Reader’s Digest tips to tame kids’ clutter

Reader’s Digest is a fun periodical. Recently, I was happy to come across this article as I was checking out their site. The “6 Ways to Tame Kids’ Clutter” isn’t groundbreaking content, much of it is common sense, but it is still helpful advice. I’ve always found reading common sense solutions in writing makes them click.

6 Comments for “Reader’s Digest tips to tame kids’ clutter”

  1. posted by One Bag Nation on

    A basket in every room makes sense. As much as we want to limit where our kids play, they always seem to move around the house with their things, don’t they?

    Regularly sorting through toys and books for things that are broken, or no longer age-appropriate is a good way to keep overflow at bay. I use a Transition Box to hold things until I’m sure my daughter hasn’t missed them – it’s a lifesaver!

  2. posted by Anne on

    Something we just stumbled upon and it WORKED!!
    We just moved across the country, so everything was in boxes for each room.
    My kids..boys 11 and 9 and twin girls 8 wanted to unpack.
    What we did is gave them the parameters..
    for example;
    Girls had one small dresser, a large shelving unit and a small unit. We hung 2- 3 hook thingees(lack of better word). They had to put things in their place. We gave them another box for what didn’t fit, or they no longer felt was important to keep.
    Sadly we moved a very large and full box of “stuff” to get rid of, but happily the girls who are not the neatest put their stuff away where they felt was good places for them, and it has been almost 3 months and a friendly reminder to put things in place works. Their rooms are staying clean…and they put their things away USUALLY! 🙂
    They initiated where the stuff should go, and it worked for them versus mom making it a show place and then growling when it didn’t go back.
    I was impressed with their strategies and placements, and told them so. The compliments were accepted with great squealing and glee!
    The boys did the same, but they are both neat freaks, (and don’t squeal with glee) so didn’t want to use them as examples…cause they can make me feel guilty for leaving my stuff in wrong place…lol

  3. posted by Mary on

    A strategy I learned from teaching Montessori at home many years ago is to put the containers holding toys that contain many pieces (Lego, Lincoln Logs, etc.) on shelf and roll up a small area rug underneath. Teach your kids how to dump all the pieces on the small rug and to keep them there as they play. I explain this rule keeps them from losing some of the pieces but the real benefit is that cleanup is so much faster.

  4. posted by Sandy on

    As a completely separate strategy — a friend of mine’s kids’ school has “Consignment Day” every quarter. Kids get to bring in stuff to sell. Then anything that does NOT sell is given away to a local charity that the kids have learned about (and the “adult” from that charity comes and thanks them, etc. etc.) My friend has particularly learned from this when things she has purchased and they really haven’t used are in the “pile” to go to Consignment Day — the “deal” she has with her kids (one lower grammar school, one upper) is that she won’t question what is going, but they can’t regret it, either.

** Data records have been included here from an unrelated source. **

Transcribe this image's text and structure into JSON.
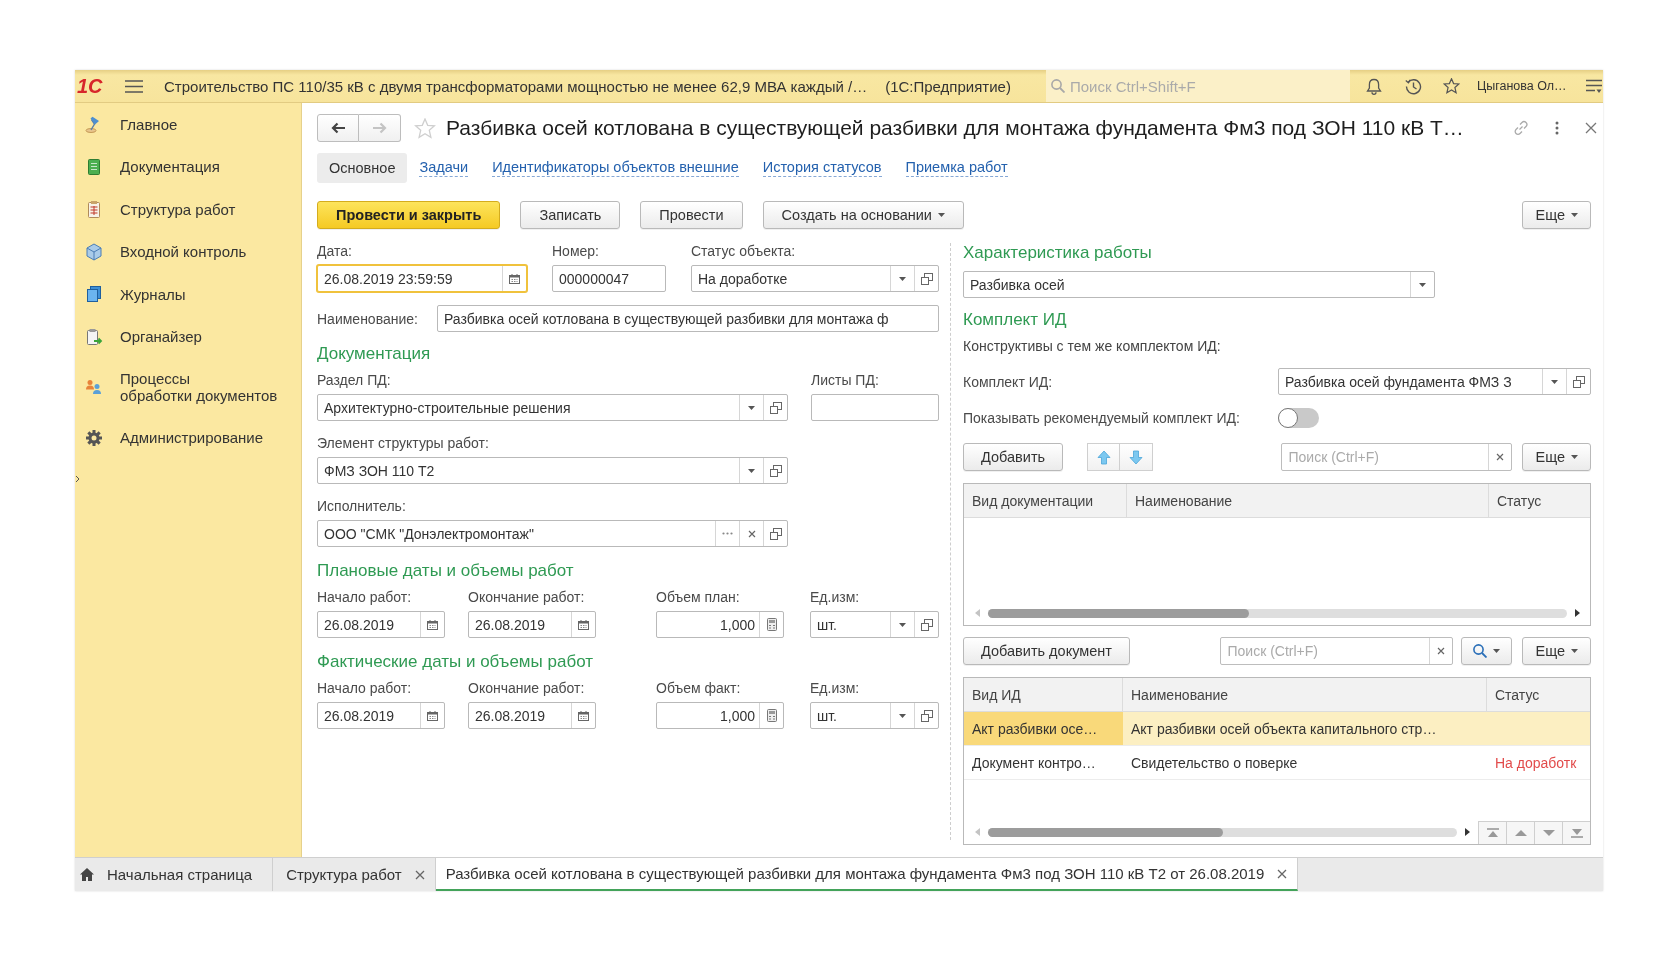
{
  "top_bar": {
    "logo": "1С",
    "title": "Строительство ПС 110/35 кВ с двумя трансформаторами мощностью не менее 62,9 МВА каждый /…",
    "app_name": "(1С:Предприятие)",
    "search": {
      "placeholder": "Поиск Ctrl+Shift+F"
    },
    "user": "Цыганова Ол…"
  },
  "sidebar": {
    "items": [
      {
        "label": "Главное"
      },
      {
        "label": "Документация"
      },
      {
        "label": "Структура работ"
      },
      {
        "label": "Входной контроль"
      },
      {
        "label": "Журналы"
      },
      {
        "label": "Органайзер"
      },
      {
        "label": "Процессы\nобработки документов"
      },
      {
        "label": "Администрирование"
      }
    ]
  },
  "form": {
    "nav_buttons": [
      {
        "kind": "back",
        "disabled": false
      },
      {
        "kind": "forward",
        "disabled": true
      }
    ],
    "favorite": false,
    "title": "Разбивка осей котлована в существующей разбивки для монтажа фундамента Фм3 под ЗОН 110 кВ Т…",
    "tabs": [
      {
        "label": "Основное",
        "selected": true
      },
      {
        "label": "Задачи",
        "selected": false
      },
      {
        "label": "Идентификаторы объектов внешние",
        "selected": false
      },
      {
        "label": "История статусов",
        "selected": false
      },
      {
        "label": "Приемка работ",
        "selected": false
      }
    ],
    "commands": [
      {
        "label": "Провести и закрыть",
        "kind": "primary"
      },
      {
        "label": "Записать",
        "kind": "plain"
      },
      {
        "label": "Провести",
        "kind": "plain"
      },
      {
        "label": "Создать на основании",
        "kind": "menu"
      }
    ],
    "more": "Еще",
    "header_fields": [
      {
        "label": "Дата:",
        "value": "26.08.2019 23:59:59",
        "kind": "date",
        "focused": true
      },
      {
        "label": "Номер:",
        "value": "000000047",
        "kind": "text",
        "focused": false
      },
      {
        "label": "Статус объекта:",
        "value": "На доработке",
        "kind": "select",
        "focused": false
      }
    ],
    "name_field": {
      "label": "Наименование:",
      "value": "Разбивка осей котлована в существующей разбивки для монтажа ф"
    },
    "documentation": {
      "heading": "Документация",
      "rows": [
        [
          {
            "label": "Раздел ПД:",
            "value": "Архитектурно-строительные решения",
            "kind": "select"
          },
          {
            "label": "Листы ПД:",
            "kind": "text"
          }
        ],
        [
          {
            "label": "Элемент структуры работ:",
            "value": "ФМЗ ЗОН 110 Т2",
            "kind": "select"
          }
        ],
        [
          {
            "label": "Исполнитель:",
            "value": "ООО \"СМК \"Донэлектромонтаж\"",
            "kind": "reference"
          }
        ]
      ]
    },
    "planned": {
      "heading": "Плановые даты и объемы работ",
      "fields": [
        {
          "label": "Начало работ:",
          "value": "26.08.2019",
          "kind": "date"
        },
        {
          "label": "Окончание работ:",
          "value": "26.08.2019",
          "kind": "date"
        },
        {
          "label": "Объем план:",
          "value": "1,000",
          "kind": "number"
        },
        {
          "label": "Ед.изм:",
          "value": "шт.",
          "kind": "select"
        }
      ]
    },
    "actual": {
      "heading": "Фактические даты и объемы работ",
      "fields": [
        {
          "label": "Начало работ:",
          "value": "26.08.2019",
          "kind": "date"
        },
        {
          "label": "Окончание работ:",
          "value": "26.08.2019",
          "kind": "date"
        },
        {
          "label": "Объем факт:",
          "value": "1,000",
          "kind": "number"
        },
        {
          "label": "Ед.изм:",
          "value": "шт.",
          "kind": "select"
        }
      ]
    }
  },
  "work_characteristic": {
    "heading": "Характеристика работы",
    "field": {
      "value": "Разбивка осей",
      "kind": "list"
    }
  },
  "id_set": {
    "heading": "Комплект ИД",
    "note": "Конструктивы с тем же комплектом ИД:",
    "field": {
      "label": "Комплект ИД:",
      "value": "Разбивка осей фундамента ФМЗ З",
      "kind": "select"
    },
    "toggle": {
      "label": "Показывать рекомендуемый комплект ИД:",
      "on": false
    },
    "toolbar": {
      "add": "Добавить",
      "search": {
        "placeholder": "Поиск (Ctrl+F)"
      },
      "more": "Еще"
    },
    "table": {
      "columns": [
        "Вид документации",
        "Наименование",
        "Статус"
      ]
    }
  },
  "documents": {
    "toolbar": {
      "add": "Добавить документ",
      "search": {
        "placeholder": "Поиск (Ctrl+F)"
      },
      "more": "Еще"
    },
    "table": {
      "columns": [
        "Вид ИД",
        "Наименование",
        "Статус"
      ],
      "rows": [
        {
          "type": "Акт разбивки осе…",
          "name": "Акт разбивки осей объекта капитального стр…",
          "selected": true
        },
        {
          "type": "Документ контро…",
          "name": "Свидетельство о поверке",
          "status": "На доработк",
          "selected": false
        }
      ]
    }
  },
  "open_windows": {
    "tabs": [
      {
        "label": "Начальная страница",
        "kind": "home",
        "selected": false
      },
      {
        "label": "Структура работ",
        "kind": "closable",
        "selected": false
      },
      {
        "label": "Разбивка осей котлована в существующей разбивки для монтажа фундамента Фм3 под ЗОН 110 кВ Т2 от 26.08.2019",
        "kind": "closable",
        "selected": true
      }
    ]
  }
}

    They learn how to “price things to sell” (again, she’s seen stuff she purchased for $$ and the kids are ecstatic to get like a buck for it — yowzah), they learn about a charity, and they get to use the money for whatever they want. Sometimes, this winds up with “swaps” and the like — but again, that’s fine as well.

    I love this idea. It’s definitely de-cluttered her kids’ rooms, because they get either $, or a “gratitude” benefit, for being rid of it.

  5. posted by bms2000 on

    I already do a lot of the things that this article mentions, but one thing I did do is buy plastic bins with snap lids that the kids generally *can’t* open without assistance. The reason is that when they ask me to open, say, the lincoln log bin, I will refuse to do so until they pick up the tinkertoys. This prevents the wholesale dumping of 20 different building toys into one unmanageable mess.

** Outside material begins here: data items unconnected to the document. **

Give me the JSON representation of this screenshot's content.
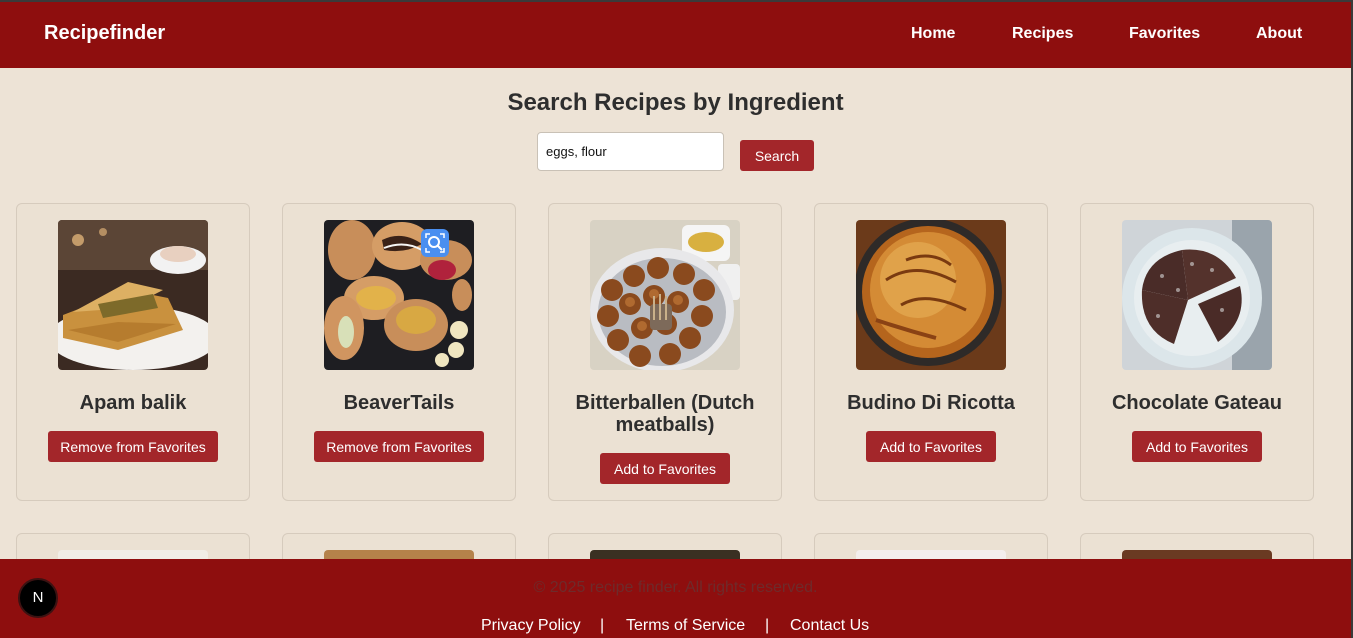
{
  "nav": {
    "brand": "Recipefinder",
    "links": [
      "Home",
      "Recipes",
      "Favorites",
      "About"
    ]
  },
  "search": {
    "title": "Search Recipes by Ingredient",
    "value": "eggs, flour",
    "button": "Search"
  },
  "recipes": [
    {
      "name": "Apam balik",
      "button": "Remove from Favorites"
    },
    {
      "name": "BeaverTails",
      "button": "Remove from Favorites"
    },
    {
      "name": "Bitterballen (Dutch meatballs)",
      "button": "Add to Favorites"
    },
    {
      "name": "Budino Di Ricotta",
      "button": "Add to Favorites"
    },
    {
      "name": "Chocolate Gateau",
      "button": "Add to Favorites"
    }
  ],
  "footer": {
    "copyright": "© 2025 recipe finder. All rights reserved.",
    "links": [
      "Privacy Policy",
      "Terms of Service",
      "Contact Us"
    ],
    "separator": "|"
  },
  "badge": "N",
  "colors": {
    "primary": "#8e0e0e",
    "button": "#a3262a",
    "background": "#ede3d6"
  }
}
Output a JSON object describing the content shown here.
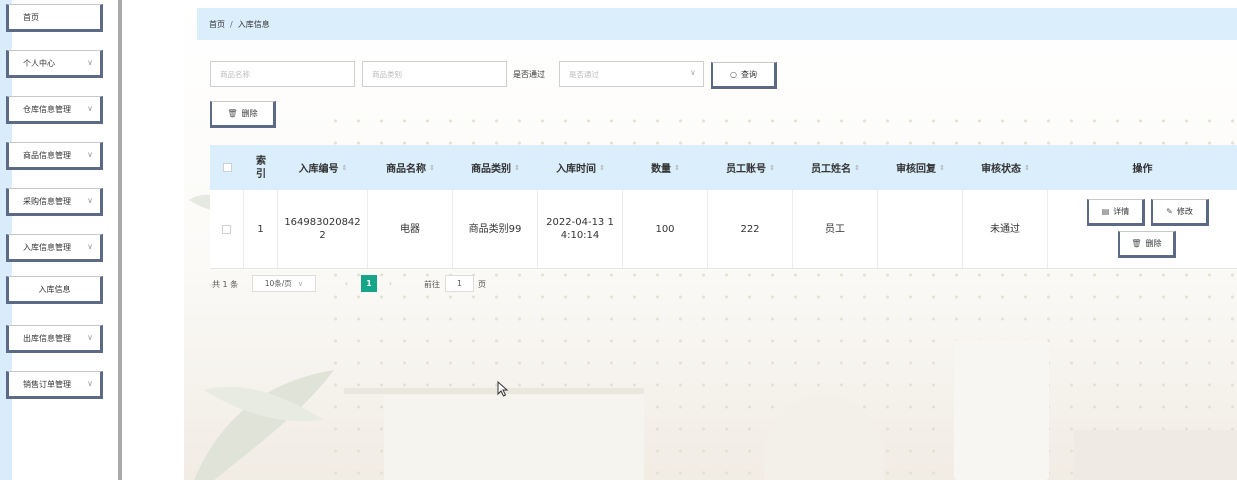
{
  "sidebar": {
    "items": [
      {
        "label": "首页",
        "chevron": ""
      },
      {
        "label": "个人中心",
        "chevron": "∨"
      },
      {
        "label": "仓库信息管理",
        "chevron": "∨"
      },
      {
        "label": "商品信息管理",
        "chevron": "∨"
      },
      {
        "label": "采购信息管理",
        "chevron": "∨"
      },
      {
        "label": "入库信息管理",
        "chevron": "∨"
      },
      {
        "label": "入库信息",
        "chevron": ""
      },
      {
        "label": "出库信息管理",
        "chevron": "∨"
      },
      {
        "label": "销售订单管理",
        "chevron": "∨"
      }
    ]
  },
  "breadcrumb": {
    "home": "首页",
    "sep": "/",
    "current": "入库信息"
  },
  "filters": {
    "name_placeholder": "商品名称",
    "category_placeholder": "商品类别",
    "approved_label": "是否通过",
    "approved_placeholder": "是否通过",
    "search_label": "查询"
  },
  "toolbar": {
    "delete_label": "删除"
  },
  "table": {
    "headers": [
      "索引",
      "入库编号",
      "商品名称",
      "商品类别",
      "入库时间",
      "数量",
      "员工账号",
      "员工姓名",
      "审核回复",
      "审核状态",
      "操作"
    ],
    "rows": [
      {
        "index": "1",
        "code": "164983020842 2",
        "name": "电器",
        "category": "商品类别99",
        "time": "2022-04-13 1 4:10:14",
        "qty": "100",
        "account": "222",
        "staff": "员工",
        "reply": "",
        "status": "未通过",
        "actions": {
          "detail": "详情",
          "edit": "修改",
          "delete": "删除"
        }
      }
    ]
  },
  "pagination": {
    "total": "共 1 条",
    "page_size": "10条/页",
    "current": "1",
    "goto_label": "前往",
    "goto_value": "1",
    "page_suffix": "页"
  },
  "colors": {
    "accent": "#daeefc",
    "active_page": "#17a589",
    "button_border": "#5d6a86"
  }
}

    I also have rules for different ‘zones’. Toys in common ‘show’ areas – living room, dining room, kitchen, upstairs hallway must be removed before bedtime every night, no exceptions. Each child has his own desk in our home office. This must be cleared every couple of days. Their bedroom/playroom must be cleared once a week minimum, and the doors must always be closeable. Mom and Dad’s room is off limits to toys. The basement is available for long term messy projects (like a paper mache’ volcano, say) but even those have life spans after which Mom will toss them if they don’t have a home. This system allows them to have extended creative play going on (so when they build their block city they can play with it a couple of days), but keeps the bulk of the house uncluttered.

  6. posted by lionel on

    I love your comment. It’s nice to know that parenting today still involves neatness. Or maybe I should stop watching Super Nanny.